Tuesday, April 12, 2011

Popcorn Perfume

I'm at the window, sucking air through a narrow 4-inch slit like an absolute lunatic just because I tried to make a simple low-calorie snack.

The popcorn bag, left unattended for four minutes (per cooking instructions), smoked and hissed while its edges morphed into blackened crisps. Shortly after wrestling it into the sink, one of the most putrid smells imaginable emerged from the microwave, weaving its way into every square inch of my small apartment. Even my bedroom--some distance away with its sturdy door closed--smells like burned butter.

This is worse than inadvertently eating ten popcorn-flavored jelly beans and more offensive than waking up in the middle of the night to a strange smell wafting through the window. More nausea-inducing than the near-constant smell of city sewage, this hideous popcorn odor has even infiltrated my skin and hair.

You can imagine, then, how a bar full of people reacted to my presence at their local watering hole. Unsurprisingly, two middle-aged men, one of whom was missing one of his front teeth, made passes at me. Something about my scent must have reminded him of a woman or meal he once loved.

This is not the first...second, third or even fourth time I nearly burned down my residence (with me in it) because of an embarrassing miscalculation. It traces back to high school when I caught myself on fire and was shortly followed by the time I draped a  pashmina over an exposed light fixture, a decision that nearly destroyed a multi-million pound residence in one of London’s ritziest neighborhoods.

Was I, London's biggest fan, destined to start its next Great Fire? Before grabbing the fiery pashmina, running it to the bathroom and drowning it in water, I imagined for a moment what trouble this would cause, never having been particularly prone to trouble-making.

The pashmina scandal would have meant baptism by fire—pun intended—shooting me straight from the front of the class into jail. People would be hurt, maybe killed. Their belongings would vanish, and with them myriad irreplaceable memories. And what would become of me? I watched my dreams of becoming Governor of Texas vanish into wisps of smoke. No self-respecting graduate school would admit an accused arsonist.

Fortunately, a quick reaction on my part precluded harm from befalling anything besides the scarf.

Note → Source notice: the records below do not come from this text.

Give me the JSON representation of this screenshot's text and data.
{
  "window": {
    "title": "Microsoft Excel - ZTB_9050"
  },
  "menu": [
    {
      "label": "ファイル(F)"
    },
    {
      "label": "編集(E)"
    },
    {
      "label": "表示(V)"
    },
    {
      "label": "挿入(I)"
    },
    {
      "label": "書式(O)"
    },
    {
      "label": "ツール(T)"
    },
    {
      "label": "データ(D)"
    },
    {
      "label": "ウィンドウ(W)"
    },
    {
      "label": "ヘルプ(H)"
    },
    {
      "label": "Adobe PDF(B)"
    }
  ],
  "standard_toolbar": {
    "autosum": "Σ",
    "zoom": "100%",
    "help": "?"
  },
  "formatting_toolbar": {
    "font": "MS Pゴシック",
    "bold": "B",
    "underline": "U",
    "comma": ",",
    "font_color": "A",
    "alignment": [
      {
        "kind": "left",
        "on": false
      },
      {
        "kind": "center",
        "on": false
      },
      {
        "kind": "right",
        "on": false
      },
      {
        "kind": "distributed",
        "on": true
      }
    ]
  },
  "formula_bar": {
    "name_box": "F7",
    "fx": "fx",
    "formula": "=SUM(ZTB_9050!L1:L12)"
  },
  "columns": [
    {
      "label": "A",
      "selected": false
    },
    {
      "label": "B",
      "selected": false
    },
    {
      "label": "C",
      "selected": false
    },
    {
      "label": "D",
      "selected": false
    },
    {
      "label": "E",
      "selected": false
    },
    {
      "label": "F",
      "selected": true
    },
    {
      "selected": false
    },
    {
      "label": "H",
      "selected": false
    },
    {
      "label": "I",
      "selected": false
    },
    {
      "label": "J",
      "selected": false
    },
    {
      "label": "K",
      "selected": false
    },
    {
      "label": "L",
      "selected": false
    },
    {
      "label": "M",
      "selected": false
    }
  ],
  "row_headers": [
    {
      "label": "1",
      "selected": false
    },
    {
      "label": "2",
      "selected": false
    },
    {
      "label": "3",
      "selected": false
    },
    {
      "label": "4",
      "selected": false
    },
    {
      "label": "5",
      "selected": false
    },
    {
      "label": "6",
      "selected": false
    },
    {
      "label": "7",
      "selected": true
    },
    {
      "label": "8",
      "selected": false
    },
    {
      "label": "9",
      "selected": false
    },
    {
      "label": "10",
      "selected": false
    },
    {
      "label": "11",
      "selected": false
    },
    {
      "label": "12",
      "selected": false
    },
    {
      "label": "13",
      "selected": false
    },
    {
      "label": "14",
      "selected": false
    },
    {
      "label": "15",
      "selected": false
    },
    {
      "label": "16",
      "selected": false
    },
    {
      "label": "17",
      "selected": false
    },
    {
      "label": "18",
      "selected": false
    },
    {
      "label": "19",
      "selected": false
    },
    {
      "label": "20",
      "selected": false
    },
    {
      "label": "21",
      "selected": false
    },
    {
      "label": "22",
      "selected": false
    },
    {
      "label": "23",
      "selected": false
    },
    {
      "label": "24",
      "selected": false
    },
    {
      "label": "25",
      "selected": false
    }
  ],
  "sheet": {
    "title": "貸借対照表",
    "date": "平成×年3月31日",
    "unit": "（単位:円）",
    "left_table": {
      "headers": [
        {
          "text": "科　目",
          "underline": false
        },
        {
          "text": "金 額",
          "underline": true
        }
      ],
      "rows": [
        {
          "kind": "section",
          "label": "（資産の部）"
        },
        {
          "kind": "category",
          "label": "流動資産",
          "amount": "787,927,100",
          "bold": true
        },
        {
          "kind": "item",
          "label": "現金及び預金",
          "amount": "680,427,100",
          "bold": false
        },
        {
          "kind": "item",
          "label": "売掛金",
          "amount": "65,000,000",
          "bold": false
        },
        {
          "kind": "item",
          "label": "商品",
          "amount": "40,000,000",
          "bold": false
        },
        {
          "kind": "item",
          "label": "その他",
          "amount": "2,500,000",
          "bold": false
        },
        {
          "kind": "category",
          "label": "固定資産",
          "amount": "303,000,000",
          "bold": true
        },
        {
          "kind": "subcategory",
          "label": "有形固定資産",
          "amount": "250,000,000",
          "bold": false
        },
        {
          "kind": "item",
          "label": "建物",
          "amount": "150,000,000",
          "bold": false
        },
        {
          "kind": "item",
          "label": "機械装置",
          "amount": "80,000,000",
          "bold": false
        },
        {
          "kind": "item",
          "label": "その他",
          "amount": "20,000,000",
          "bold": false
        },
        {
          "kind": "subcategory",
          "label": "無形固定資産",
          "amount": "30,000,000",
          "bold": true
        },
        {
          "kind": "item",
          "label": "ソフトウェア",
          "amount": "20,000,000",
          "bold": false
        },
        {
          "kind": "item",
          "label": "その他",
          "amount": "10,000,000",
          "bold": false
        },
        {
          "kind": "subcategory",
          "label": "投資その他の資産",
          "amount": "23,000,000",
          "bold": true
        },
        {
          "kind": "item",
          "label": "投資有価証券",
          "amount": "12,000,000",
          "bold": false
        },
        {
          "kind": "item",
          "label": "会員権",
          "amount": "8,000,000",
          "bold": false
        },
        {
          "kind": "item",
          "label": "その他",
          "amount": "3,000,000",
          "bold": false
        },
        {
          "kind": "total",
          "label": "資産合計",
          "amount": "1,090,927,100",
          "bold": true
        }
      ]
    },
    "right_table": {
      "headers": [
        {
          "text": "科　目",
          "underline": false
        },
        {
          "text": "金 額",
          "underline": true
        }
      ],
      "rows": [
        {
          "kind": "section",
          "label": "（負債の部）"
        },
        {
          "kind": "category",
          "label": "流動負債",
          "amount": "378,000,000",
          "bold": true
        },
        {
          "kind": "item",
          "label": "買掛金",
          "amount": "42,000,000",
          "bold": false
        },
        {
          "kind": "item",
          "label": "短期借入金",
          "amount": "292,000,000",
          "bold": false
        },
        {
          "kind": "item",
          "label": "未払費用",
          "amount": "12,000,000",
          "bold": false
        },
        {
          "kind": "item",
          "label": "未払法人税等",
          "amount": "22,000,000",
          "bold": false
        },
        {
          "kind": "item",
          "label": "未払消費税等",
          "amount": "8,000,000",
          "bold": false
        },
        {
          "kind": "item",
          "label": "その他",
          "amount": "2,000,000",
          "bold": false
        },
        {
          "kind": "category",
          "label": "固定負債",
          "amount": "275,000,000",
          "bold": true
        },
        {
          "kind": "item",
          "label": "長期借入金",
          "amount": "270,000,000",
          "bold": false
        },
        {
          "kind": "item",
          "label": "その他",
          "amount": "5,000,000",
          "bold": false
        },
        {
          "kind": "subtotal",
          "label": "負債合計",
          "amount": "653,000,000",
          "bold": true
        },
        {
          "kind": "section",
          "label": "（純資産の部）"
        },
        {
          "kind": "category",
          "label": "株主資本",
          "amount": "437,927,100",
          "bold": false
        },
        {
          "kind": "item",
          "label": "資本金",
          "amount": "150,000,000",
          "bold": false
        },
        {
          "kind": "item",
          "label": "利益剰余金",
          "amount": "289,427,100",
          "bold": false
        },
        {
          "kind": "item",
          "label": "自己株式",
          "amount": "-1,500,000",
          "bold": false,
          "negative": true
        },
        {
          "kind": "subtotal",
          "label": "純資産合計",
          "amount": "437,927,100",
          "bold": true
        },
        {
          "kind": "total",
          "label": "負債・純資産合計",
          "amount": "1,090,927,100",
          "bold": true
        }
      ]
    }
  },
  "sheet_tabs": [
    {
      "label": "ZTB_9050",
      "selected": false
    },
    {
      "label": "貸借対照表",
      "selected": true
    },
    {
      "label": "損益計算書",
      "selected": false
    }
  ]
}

I dodged injury on several more occasions, including at a college party when a drunk guy inadvertently lit my hair on fire, but my luck would one day run out.

Back in San Antonio, where it all began, at the hands of a highly potent candle. A gorgeous gift, seemingly harmless, that--once alighted--burned down at an alarming speed. Wax became liquid; liquid became fire; and I became transfixed-- not by the flames that so easily captivate one's attention-- but by an episode of Seinfeld on the downstairs' television, a little too far for comfort from the candle. Having finished the episode, I returned upstairs to prepare for bed when I saw the candle in its latest iteration. A terrifying, blazing, seemingly psychotic version of the benign gift I'd opened mere hours before. 

Previous encounters with fire hazards taught me that fire could be easily quelled with water, so I once again rushed the blazing product towards a nearby sink, but when I turned on the faucet, glass began to break. Wax spewed in every possible direction, marking the ceiling, cabinets, and windows of my childhood bathroom. I was miraculously spared, except for in one place: the top of my left hand, where molten wax imprinted the shape of the Playboy Bunny, a humiliating Scarlet Letter and perpetual reminder of my inept judgment.

Many years and one trip to the emergency room finally led me to conclude that I am ice to fire. You will be happy to know that I now avoid all flammable materials: scarves;  cigarettes; matches; and, most of all, candles.

Except for right now: I don't know how else to exorcise the remnant scent of buttered popcorn.